Rashelle guardó silencio durante unos instantes, y cuando habló de nuevo, su voz había perdido su intensa excitación, volviéndose casi suplicante.
—Hari —dijo ella—, piensa un poco en la diferencia entre Cleon y yo. Lo que, indudablemente, Cleon quería de ti era propaganda para conservar su trono. Sería una tontería dársela porque el trono no puede conservarse. ¿No sabes que el Imperio Galáctico está en plena decadencia, que no puede durar mucho más? El propio Trantor se está arruinando a causa del peso, cada vez mayor, de la administración de veinticinco millones de mundos. Lo que tenemos ante nosotros es dolor y guerra civil, no importa lo que tú hagas por Cleon.
—He oído decir algo parecido a eso. Tal vez sea cierto, pero, ¿qué nos queda entonces? —murmuró Seldon.
—Ayudar a romperlo en fragmentos sin ninguna guerra. Ayúdame a quedarme con Trantor. Ayúdame a establecer un Gobierno fuerte sobre un reino lo bastante pequeño para que sea gobernado con eficacia. Déjame liberar al resto de la Galaxia, que cada porción siga su camino según sus costumbres y cultura propias. La Galaxia se transformará de nuevo en un todo que volverá a trabajar a través de las agencias de comercio libres, de turismo, y de comunicaciones, y el destino de sumirse en el desastre bajo el mandato actual, que apenas lo mantiene unido, podrá evitarse. En realidad, mi ambición es moderada; un mundo, no millones; paz, nada de guerra; libertad, no esclavitud. Piensa en todo y ayúdame.
—¿Por qué iba la Galaxia a creerme a mí, más de lo que la creen a usted? —preguntó Seldon—. No me conocen, ¿y quiénes de nuestros comandantes de la flota se impresionarán por la mera palabra «psicohistoria»?
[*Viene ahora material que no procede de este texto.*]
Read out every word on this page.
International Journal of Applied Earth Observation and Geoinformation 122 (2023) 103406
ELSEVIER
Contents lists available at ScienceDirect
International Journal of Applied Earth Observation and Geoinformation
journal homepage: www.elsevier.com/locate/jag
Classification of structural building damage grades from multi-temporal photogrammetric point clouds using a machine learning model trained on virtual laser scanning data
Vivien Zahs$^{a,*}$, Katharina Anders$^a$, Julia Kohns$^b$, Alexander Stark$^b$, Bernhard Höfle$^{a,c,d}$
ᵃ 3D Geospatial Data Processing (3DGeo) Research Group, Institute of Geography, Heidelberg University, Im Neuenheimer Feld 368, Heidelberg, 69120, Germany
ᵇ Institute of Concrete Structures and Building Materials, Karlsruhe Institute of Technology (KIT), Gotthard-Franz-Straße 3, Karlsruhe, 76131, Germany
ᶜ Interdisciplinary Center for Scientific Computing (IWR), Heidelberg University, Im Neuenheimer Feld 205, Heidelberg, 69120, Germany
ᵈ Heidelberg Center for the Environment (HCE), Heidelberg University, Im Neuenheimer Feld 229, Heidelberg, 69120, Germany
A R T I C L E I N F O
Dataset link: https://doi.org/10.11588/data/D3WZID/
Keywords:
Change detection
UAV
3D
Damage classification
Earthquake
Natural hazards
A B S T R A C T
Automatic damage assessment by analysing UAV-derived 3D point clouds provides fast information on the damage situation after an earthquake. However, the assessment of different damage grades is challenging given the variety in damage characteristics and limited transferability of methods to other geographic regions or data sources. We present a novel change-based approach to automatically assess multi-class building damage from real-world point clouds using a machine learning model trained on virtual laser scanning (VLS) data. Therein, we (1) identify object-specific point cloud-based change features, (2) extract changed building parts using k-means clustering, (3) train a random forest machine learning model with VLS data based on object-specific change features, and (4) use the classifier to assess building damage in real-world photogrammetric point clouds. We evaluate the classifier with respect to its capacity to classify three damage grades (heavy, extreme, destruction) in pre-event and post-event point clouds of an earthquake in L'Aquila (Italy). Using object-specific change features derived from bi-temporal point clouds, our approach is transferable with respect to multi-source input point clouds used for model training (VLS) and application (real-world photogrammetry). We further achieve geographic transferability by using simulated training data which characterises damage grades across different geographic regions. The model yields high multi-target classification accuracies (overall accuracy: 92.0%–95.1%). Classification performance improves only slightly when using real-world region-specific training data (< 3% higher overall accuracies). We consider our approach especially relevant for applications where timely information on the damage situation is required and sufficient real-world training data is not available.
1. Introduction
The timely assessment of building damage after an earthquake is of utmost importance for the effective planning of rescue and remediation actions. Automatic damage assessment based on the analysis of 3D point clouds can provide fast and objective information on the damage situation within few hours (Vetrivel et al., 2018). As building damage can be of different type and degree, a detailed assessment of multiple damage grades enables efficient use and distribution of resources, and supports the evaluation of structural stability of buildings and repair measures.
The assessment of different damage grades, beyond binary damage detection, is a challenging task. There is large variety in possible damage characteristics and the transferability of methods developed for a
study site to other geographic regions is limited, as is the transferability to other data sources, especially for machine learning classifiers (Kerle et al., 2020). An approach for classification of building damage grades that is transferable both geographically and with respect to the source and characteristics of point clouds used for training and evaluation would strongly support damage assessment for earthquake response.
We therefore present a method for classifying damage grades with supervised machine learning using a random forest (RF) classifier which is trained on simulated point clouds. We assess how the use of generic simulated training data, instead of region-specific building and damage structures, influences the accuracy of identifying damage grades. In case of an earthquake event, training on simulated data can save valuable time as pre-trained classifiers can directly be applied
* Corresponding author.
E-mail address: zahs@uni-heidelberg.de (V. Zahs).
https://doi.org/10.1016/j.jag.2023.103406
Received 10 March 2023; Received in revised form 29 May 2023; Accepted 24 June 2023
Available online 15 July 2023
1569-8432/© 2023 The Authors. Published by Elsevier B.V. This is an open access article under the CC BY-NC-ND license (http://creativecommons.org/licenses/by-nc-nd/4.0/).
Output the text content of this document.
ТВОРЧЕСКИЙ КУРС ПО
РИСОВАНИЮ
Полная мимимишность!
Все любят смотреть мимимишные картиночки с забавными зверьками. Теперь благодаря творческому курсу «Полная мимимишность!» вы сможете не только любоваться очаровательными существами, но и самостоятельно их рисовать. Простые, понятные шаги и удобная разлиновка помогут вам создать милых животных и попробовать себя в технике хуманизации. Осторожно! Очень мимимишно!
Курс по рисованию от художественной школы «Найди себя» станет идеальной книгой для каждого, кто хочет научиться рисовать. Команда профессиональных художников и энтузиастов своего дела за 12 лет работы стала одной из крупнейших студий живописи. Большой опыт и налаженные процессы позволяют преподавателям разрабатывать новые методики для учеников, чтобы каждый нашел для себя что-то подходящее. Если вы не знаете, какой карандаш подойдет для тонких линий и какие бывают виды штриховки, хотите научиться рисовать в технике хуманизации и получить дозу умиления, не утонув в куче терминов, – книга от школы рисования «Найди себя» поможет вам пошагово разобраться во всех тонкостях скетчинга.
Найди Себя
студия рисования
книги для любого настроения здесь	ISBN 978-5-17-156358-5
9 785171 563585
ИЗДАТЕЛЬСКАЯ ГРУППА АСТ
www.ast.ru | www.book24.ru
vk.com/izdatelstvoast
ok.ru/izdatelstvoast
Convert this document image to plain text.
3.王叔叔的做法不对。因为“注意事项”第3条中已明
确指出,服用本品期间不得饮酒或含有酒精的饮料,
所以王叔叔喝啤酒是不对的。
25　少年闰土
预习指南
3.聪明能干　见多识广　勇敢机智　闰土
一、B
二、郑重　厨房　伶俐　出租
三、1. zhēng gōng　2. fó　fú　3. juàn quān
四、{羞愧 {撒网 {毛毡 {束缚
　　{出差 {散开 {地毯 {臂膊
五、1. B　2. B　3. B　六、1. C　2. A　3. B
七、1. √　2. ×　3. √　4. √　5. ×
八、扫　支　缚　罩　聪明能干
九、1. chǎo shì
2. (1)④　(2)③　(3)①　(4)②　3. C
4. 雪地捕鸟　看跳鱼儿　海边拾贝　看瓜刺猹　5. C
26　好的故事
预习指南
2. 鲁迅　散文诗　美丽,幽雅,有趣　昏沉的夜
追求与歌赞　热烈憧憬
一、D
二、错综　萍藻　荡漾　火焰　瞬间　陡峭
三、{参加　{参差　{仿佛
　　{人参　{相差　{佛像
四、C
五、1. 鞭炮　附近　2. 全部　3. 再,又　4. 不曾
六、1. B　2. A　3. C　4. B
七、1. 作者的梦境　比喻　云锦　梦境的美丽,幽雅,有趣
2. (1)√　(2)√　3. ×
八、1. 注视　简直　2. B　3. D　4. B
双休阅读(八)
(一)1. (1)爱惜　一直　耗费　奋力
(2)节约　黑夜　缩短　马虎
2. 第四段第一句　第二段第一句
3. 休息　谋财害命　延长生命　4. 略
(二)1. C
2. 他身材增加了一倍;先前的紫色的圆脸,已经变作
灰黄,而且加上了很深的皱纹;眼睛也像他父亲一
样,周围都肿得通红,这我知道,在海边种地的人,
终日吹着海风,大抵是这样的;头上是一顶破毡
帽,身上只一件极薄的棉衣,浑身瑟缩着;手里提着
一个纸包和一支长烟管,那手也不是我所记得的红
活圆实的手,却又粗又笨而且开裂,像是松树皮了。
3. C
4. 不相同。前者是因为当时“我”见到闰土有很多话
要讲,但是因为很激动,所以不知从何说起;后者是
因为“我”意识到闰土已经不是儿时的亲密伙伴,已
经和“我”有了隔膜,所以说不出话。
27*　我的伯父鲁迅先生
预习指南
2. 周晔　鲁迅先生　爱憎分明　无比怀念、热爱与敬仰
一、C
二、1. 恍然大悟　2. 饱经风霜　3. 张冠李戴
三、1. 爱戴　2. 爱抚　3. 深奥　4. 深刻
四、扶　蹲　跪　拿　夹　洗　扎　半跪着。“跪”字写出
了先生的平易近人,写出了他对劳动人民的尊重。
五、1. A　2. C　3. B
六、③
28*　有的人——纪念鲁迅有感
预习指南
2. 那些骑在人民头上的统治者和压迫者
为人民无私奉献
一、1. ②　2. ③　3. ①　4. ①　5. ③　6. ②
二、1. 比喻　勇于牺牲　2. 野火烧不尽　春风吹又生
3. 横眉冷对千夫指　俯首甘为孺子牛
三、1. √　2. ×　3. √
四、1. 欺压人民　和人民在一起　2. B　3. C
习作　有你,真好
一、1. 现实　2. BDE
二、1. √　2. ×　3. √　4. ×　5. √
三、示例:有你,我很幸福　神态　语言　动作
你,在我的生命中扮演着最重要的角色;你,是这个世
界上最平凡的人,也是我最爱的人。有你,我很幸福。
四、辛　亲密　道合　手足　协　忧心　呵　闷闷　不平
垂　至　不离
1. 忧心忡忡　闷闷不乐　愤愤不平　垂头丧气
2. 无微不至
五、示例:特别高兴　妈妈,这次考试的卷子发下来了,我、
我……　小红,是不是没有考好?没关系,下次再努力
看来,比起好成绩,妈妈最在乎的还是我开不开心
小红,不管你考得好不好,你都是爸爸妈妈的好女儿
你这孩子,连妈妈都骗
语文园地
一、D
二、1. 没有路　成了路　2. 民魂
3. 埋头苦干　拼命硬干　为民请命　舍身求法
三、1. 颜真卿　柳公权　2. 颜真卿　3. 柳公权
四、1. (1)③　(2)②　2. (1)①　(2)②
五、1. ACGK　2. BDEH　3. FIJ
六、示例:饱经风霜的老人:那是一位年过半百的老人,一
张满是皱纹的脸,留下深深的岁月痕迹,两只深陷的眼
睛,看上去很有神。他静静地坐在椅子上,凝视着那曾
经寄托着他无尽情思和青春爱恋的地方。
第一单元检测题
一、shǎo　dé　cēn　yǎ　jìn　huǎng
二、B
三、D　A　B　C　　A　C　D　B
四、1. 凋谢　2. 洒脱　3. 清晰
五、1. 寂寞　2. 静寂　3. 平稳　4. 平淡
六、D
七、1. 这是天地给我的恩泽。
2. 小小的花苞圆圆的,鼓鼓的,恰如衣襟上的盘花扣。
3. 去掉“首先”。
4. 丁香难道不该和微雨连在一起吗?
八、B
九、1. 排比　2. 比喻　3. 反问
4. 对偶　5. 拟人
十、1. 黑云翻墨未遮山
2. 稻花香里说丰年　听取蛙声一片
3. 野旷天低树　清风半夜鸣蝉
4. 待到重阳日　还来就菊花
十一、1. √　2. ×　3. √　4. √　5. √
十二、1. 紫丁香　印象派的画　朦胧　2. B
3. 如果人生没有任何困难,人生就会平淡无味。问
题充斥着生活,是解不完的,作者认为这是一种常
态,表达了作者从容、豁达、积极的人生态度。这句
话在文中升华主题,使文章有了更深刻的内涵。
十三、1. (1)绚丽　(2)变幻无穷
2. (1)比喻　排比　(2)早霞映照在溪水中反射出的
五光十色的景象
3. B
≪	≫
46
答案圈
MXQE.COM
—No serás creído ahora, pero yo no pido una acción ahora. La Casa de Wye, que ha esperado millares de años, puede muy bien esperar millares de días más. Coopera conmigo y haré que tu nombre sea famoso. Te prometo que la psicohistoria resplandecerá en todos los mundos y, a su debido tiempo, cuando yo juzgue que el movimiento está en su momento electo, pronunciarás tu predicción y daremos el golpe. Entonces, en un punto de la historia, la Galaxia existirá bajo un Nuevo Orden que la hará estable y feliz por eones. Vamos, Hari, ¿cómo puedes negarte?